M&A deal of the month: Stripe acquires Nigeria's Paystack

M&A deal of the month: Stripe acquires Nigeria's Paystack

Volker Schloenvoigt
October 30, 2020
Stripe has doubled-down on its investment in Paystack, one of the leading payment technology companies in Africa. The acquisition is further proof of the growth potential for electronic payments across Africa

It is only four weeks ago when we talked in our newsletter about Network International’s investment in Africa that we highlighted the considerable growth potential for electronic payments in Africa. And just to confirm what we stated at the time, this month saw the acquisition of Nigeria-based Paystack by Stripe in a deal alleged to be worth more than $200m. The new deal is the culmination of Stripe’s involvement with Paystack, having led (together with Visa and Tencent) an $8m Series A funding round in mid-2018.

Paystack is an interesting technology business that provides payment acceptance solutions to merchants for online commerce. It does so via an API and ‘a few lines of code’. It has shown remarkable growth over the last few years, serves over 60,000 merchants mainly in Nigeria and Ghana, and claims to process 50% of all online transactions in Nigeria. Importantly, it supports card payments, mobile as well as bank transfers which are important e-commerce payment methods in the region. To date, it has been entirely focused on online commerce but according to its own website, an offline POS solution is in the planning. It is an obvious statement to make that having a reliable payment solution is critical for the success of e-commerce but this might be even more so in Africa, where e-commerce is still at a more nascent stage, partly due to logistical challenges. Earlier this year, Quartz Africa provided some interesting data on the average annual spend per customer in 2019. Most of the sub-Saharan African countries (except South Africa) for which there was reliable data, ended up in the bottom quartile with an average spend per customer per year in the range of $40-60, compared to a global average of $500. In other words, there is plenty of room for growth.

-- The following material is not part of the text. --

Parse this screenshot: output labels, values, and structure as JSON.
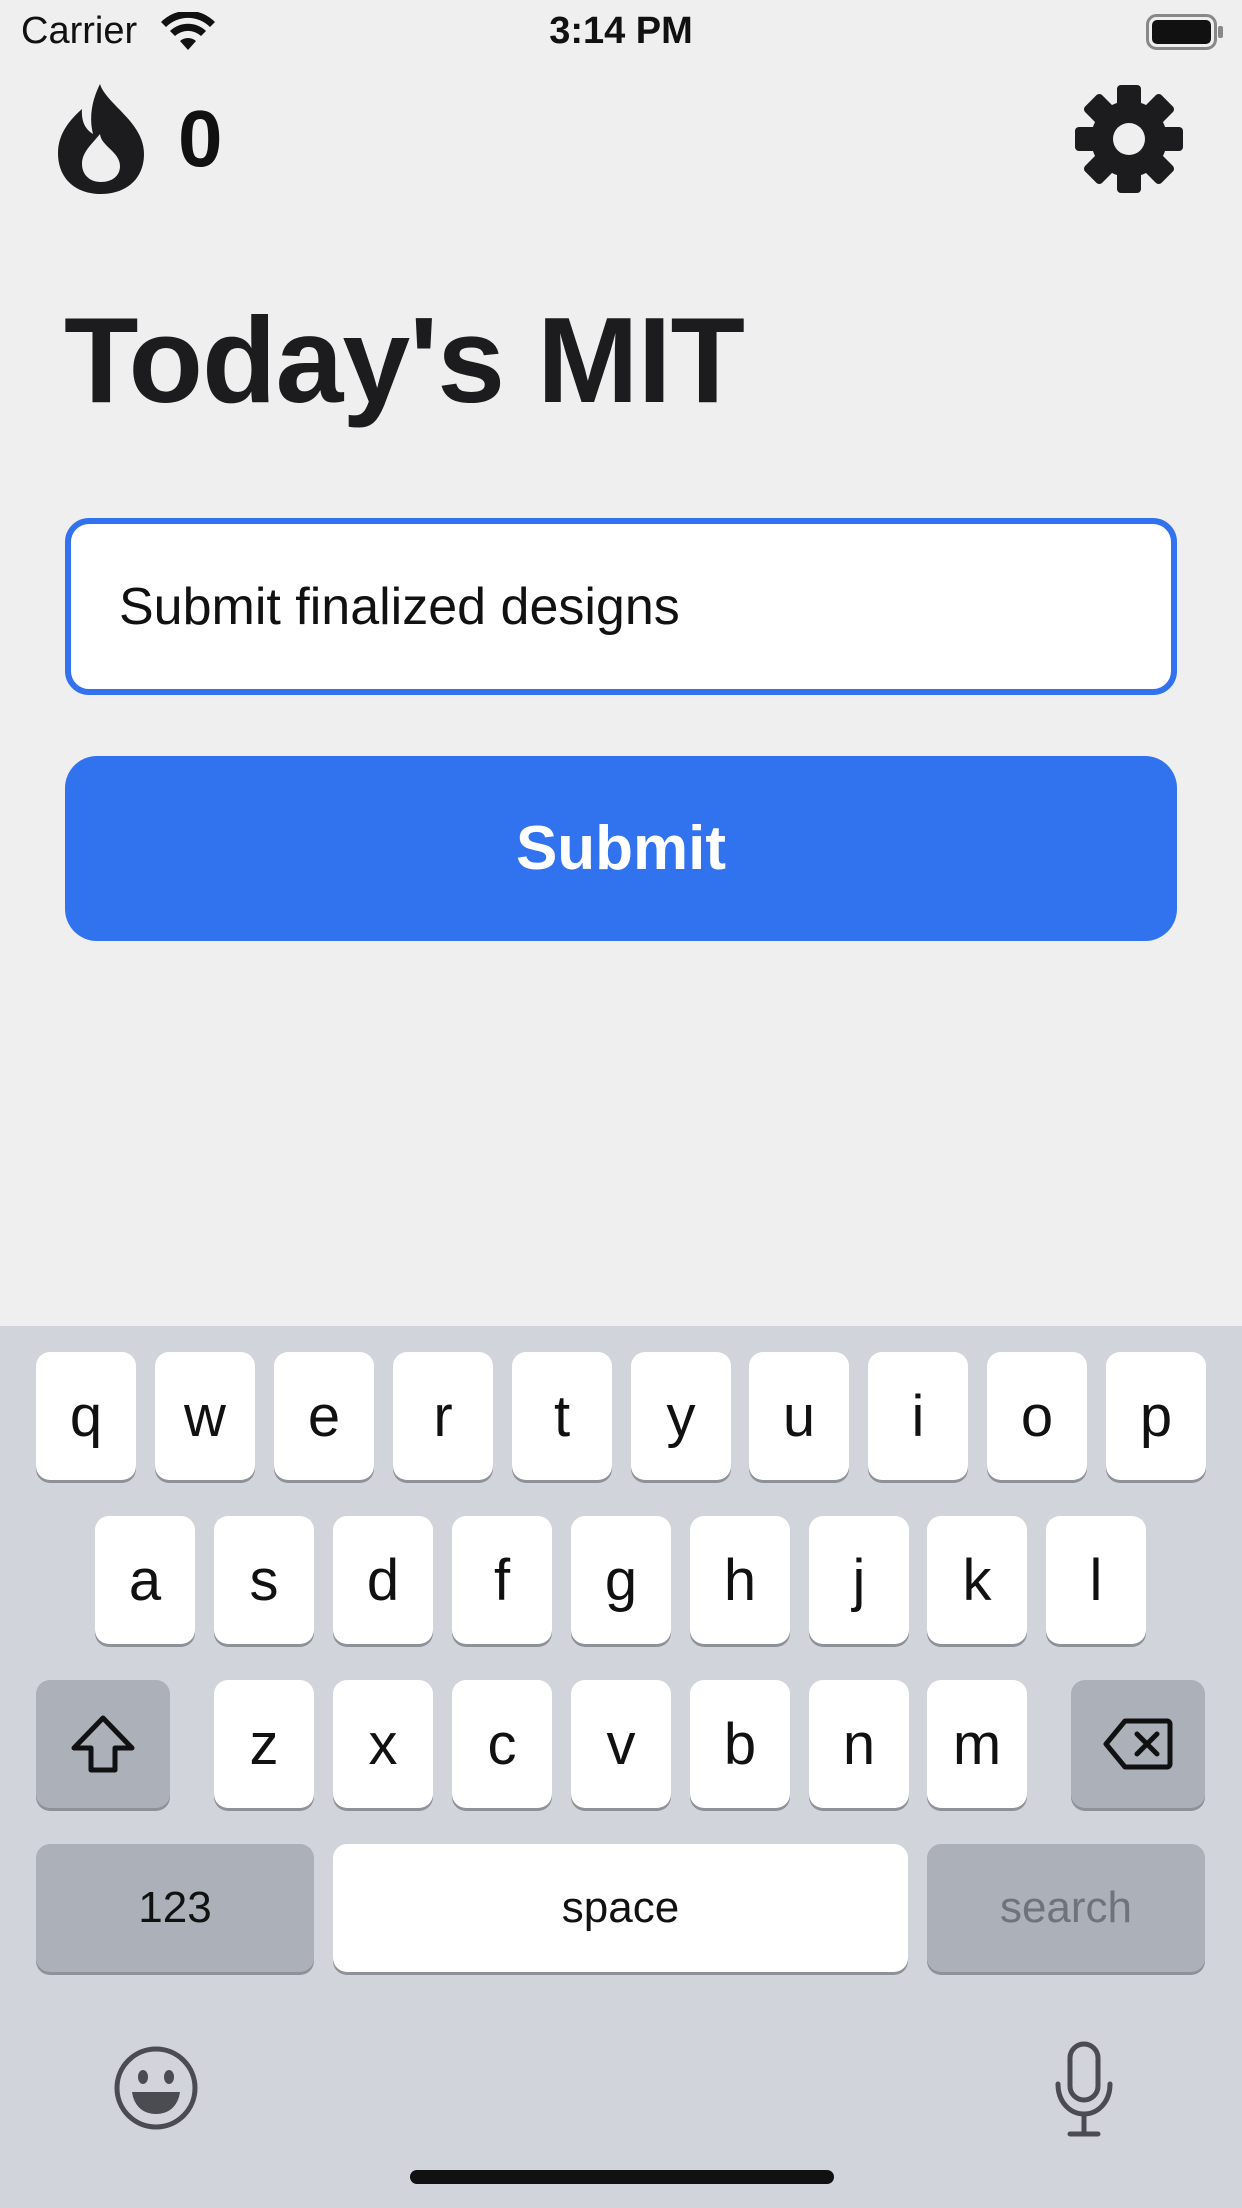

Undoubtedly, Stripe had these growth projections in mind, and having been engaged with Paystack over the last few years, it was arguably a safe bet to complete the acquisition. It is an easy way to accelerate its presence in the region. For the time being, Paystack is expected to continue operating as a separate entity but in the long run, it has to be assumed that it will become embedded in Stripe’s GPTN, its in-house built platform for global money movement. To quote John Collinson, President and Co-Founder of Stripe: “We’re investing now to build the infrastructure that’ll power internet commerce in 2030 and beyond. If we get it right, we can help the internet fulfil its potential as an engine for global economic progress.”Paystack will support this ambition. At the time of the 2018 Series A announcement, Paystack stated that it wanted to become the 'Stripe of Africa'. It’s funny how some things work out …

The content of this article does not reflect the official opinion of Edgar, Dunn & Company. The information and views expressed in this publication belong solely to the author(s).